My Reality Check Bounced! - Jason Ryan Dorsey [79]
Their “make an example out of someone big” strategy worked. Busting me made national news. Politicians watched the news. They voted to change the laws.
Then I got an offer from the government. If I agreed to never make ID cards again, they agreed not to prosecute me. It was the fastest decision I ever made.
It’s been six years since I’ve held an ID card.
Every day that I wake up and have the freedom to hang out with my friends—or just to go to the bathroom when I want—I am grateful for the lesson that came with losing my business. I’ve decided that if I ever find myself having to persuade people that something I’m involved in is ethically all right, then I probably shouldn’t be doing it. You might be able to talk yourself into believing it’s ethically okay, but you’re taking a big risk assuming that a jury of your peers will reach the same not guilty conclusion.
I have to tell you, choosing an ethically solid path toward your dreams may be much more difficult, but in the end it’s a lot less stressful and you don’t have to hide it from your mom.
In only two years Blake went from poor teenager to rich twentysomething to looking at serious jail time—all because he blurred a seemingly obvious ethical line. He was lucky. He ended up with a tarnished reputation and the loss of his toys, but many people who followed in his footsteps have not been so fortunate. Since the laws about IDs were changed based on Blake’s business, people across the United States have earned long prison sentences trying to copy his early success.
SEPARATING RIGHT FROM WRONG
Some of you may read Blake’s story and think that he did nothing wrong. He didn’t force minors to buy his ID cards. They bought them of their own free will. And technically, he didn’t even break the law. My question for people who defend his scheme is one of intent. If something is legal does that alone make it ethical? I don’t think so.
If you were Blake, how would you justify to your mom taking money from thousands of minors so they could get a piece of plastic identifying them as older?

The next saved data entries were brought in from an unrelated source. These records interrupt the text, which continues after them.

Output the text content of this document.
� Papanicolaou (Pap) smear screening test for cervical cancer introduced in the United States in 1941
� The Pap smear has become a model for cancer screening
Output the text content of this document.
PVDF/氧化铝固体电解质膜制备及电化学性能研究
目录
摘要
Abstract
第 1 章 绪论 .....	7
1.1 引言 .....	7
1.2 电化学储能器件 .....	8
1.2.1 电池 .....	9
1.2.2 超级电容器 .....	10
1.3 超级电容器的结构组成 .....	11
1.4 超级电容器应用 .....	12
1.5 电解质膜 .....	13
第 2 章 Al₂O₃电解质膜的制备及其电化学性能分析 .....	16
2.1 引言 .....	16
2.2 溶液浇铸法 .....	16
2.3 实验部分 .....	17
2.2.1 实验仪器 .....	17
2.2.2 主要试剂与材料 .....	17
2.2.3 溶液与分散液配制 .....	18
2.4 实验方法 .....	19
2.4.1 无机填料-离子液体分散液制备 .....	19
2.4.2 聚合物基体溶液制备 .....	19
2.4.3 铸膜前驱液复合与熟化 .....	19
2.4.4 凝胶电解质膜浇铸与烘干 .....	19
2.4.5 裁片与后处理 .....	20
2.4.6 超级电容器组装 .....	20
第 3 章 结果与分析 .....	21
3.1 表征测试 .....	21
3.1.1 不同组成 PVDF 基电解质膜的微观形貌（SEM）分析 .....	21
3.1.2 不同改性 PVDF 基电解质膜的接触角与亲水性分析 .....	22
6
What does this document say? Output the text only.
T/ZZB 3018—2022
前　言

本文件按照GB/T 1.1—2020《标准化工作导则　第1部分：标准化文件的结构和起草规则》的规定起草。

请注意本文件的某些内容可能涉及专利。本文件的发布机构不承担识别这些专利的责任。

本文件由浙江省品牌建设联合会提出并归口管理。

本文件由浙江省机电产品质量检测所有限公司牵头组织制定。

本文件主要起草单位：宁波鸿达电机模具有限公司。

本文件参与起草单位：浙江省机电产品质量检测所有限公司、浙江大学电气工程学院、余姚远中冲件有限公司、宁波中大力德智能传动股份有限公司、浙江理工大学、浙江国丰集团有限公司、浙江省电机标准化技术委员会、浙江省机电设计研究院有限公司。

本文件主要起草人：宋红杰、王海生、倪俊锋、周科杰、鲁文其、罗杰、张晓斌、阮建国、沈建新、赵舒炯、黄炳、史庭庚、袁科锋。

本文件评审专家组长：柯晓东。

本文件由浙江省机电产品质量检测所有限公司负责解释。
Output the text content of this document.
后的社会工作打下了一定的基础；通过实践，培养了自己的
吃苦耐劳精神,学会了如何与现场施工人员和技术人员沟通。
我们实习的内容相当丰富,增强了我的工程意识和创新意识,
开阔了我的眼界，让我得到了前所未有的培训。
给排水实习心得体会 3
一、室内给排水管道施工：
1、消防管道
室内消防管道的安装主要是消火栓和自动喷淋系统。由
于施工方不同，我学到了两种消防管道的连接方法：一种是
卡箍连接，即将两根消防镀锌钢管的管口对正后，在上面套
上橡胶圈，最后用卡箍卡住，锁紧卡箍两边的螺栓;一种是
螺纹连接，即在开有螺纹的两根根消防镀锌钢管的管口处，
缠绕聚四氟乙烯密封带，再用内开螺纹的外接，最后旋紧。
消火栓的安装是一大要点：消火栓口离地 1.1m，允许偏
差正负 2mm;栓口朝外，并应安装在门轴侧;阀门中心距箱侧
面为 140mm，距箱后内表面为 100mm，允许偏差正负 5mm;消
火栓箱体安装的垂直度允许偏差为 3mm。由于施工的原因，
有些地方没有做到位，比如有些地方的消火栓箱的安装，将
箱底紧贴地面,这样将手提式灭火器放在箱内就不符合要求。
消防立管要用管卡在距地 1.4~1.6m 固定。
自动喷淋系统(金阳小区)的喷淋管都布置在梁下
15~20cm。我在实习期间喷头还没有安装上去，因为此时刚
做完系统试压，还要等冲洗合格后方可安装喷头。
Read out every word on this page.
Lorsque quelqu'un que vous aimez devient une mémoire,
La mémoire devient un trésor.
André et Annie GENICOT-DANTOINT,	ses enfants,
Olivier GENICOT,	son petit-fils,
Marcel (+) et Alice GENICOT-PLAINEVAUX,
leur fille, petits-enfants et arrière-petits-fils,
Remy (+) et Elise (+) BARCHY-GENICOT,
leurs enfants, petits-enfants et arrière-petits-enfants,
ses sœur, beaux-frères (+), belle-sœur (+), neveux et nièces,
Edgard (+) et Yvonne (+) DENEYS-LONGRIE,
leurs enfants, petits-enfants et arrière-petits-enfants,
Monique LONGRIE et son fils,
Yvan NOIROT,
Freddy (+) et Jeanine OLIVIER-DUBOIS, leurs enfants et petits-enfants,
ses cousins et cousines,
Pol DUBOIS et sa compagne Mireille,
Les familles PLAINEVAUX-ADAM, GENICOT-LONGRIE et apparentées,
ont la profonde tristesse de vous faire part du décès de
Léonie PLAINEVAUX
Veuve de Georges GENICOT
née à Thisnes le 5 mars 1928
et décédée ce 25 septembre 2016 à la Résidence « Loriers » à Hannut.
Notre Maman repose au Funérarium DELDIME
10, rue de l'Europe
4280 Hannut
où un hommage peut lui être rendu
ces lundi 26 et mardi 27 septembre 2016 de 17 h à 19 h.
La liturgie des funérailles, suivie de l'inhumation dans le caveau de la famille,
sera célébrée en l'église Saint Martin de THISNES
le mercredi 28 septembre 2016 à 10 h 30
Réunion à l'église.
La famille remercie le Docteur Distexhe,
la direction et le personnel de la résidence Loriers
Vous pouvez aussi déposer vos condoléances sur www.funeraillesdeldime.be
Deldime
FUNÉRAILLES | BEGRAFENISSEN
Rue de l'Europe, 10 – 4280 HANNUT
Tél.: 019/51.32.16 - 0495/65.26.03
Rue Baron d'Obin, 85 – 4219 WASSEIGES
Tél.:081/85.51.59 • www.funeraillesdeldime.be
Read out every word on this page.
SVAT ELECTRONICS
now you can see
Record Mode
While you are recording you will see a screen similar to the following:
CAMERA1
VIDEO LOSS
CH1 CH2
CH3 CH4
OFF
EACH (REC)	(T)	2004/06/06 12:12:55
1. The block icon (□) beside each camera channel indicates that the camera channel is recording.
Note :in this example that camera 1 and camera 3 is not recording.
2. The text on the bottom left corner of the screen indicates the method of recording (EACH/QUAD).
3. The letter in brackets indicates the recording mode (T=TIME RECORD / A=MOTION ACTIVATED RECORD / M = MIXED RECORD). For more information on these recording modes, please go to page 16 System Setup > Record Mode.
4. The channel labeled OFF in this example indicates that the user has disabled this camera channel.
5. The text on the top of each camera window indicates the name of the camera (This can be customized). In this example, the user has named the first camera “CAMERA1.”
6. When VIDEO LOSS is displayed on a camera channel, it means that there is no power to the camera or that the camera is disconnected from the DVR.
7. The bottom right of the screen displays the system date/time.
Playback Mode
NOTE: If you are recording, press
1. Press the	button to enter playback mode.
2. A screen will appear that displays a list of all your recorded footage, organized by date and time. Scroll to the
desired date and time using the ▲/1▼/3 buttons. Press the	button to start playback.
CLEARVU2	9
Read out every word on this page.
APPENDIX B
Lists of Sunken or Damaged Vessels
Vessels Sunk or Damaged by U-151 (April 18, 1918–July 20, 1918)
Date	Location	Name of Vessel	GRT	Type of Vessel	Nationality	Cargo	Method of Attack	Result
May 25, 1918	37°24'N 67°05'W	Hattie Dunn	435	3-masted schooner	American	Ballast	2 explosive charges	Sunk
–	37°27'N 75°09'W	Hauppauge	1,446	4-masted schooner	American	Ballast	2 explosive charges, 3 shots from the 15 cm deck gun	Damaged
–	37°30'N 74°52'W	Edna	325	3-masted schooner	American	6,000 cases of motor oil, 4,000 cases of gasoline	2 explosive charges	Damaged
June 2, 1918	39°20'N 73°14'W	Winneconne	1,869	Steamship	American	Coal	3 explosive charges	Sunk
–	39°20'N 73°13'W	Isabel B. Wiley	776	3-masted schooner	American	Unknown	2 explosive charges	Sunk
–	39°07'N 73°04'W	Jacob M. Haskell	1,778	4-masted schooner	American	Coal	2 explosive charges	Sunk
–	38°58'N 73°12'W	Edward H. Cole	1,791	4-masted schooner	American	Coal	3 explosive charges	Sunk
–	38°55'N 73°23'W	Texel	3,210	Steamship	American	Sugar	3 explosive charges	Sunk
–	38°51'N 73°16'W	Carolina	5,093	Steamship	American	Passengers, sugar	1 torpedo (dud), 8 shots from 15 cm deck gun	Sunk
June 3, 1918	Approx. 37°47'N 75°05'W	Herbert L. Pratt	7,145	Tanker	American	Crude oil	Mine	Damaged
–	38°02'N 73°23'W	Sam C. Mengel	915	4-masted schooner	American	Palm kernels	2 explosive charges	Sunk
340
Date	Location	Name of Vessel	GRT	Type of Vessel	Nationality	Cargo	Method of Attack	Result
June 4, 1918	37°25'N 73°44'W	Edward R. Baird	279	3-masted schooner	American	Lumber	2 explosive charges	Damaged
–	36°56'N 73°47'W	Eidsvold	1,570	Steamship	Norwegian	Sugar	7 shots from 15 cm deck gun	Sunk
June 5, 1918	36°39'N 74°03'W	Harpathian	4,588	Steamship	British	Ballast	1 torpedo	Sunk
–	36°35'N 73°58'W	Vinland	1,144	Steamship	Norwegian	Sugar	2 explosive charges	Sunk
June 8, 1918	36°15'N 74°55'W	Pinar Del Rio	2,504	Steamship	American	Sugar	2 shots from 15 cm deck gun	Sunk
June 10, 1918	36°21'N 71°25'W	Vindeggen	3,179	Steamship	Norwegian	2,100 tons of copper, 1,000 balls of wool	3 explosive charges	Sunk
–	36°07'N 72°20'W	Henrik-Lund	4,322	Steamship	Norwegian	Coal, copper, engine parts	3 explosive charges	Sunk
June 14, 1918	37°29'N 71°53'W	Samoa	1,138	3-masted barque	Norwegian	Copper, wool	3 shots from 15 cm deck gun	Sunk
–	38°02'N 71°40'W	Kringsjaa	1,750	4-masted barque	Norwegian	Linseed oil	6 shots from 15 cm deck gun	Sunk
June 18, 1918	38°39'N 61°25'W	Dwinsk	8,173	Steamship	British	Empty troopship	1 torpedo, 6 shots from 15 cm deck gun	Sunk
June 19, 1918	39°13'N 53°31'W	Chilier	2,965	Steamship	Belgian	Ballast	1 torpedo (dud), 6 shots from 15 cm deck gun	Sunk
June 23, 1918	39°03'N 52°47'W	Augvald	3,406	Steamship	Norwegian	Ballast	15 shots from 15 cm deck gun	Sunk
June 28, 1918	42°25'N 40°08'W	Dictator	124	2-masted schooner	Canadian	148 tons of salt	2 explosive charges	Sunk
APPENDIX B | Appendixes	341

Do you tell her they want to look older so they can get a better job—knowing their fake ID wouldn’t pass a basic background check? Do you tell her they want to look older so they can defend their country—knowing that lying about your age to join the armed forces is a crime? When do you admit that you have to work really hard to convince your mom, let alone someone not related to you, that these ID card orders are not for a costume party?
Obviously none of these far-fetched scenarios would fly with any halfway rational mom. But Blake—or any reasonable adult for that matter—shouldn’t need his mom to tell him what’s right and what’s wrong. At age twenty, he was old enough to know the difference. In his heart, Blake knew better. Maybe he chose not to see his business for what it was, but he couldn’t blame that on his age or lack of worldly experiences—which he initially tried to do until his attorney explained it was a losing argument.
One of the harsh realities of being a twentysomething is that you no longer have your youthfulness to fall back on to excuse poor ethical choices. It didn’t work for Blake and it won’t work for you. If you’re an adult and you commit a crime, you suffer adult-size consequences. There is no preferential treatment from a judge or jury whether you’re forty-one or twenty-one. And there is no “Get Out of Jail Free” card because you got all A’s in college and landed a good job. Twentysomethings who make ethically bad choices suffer consequences that can last a lifetime.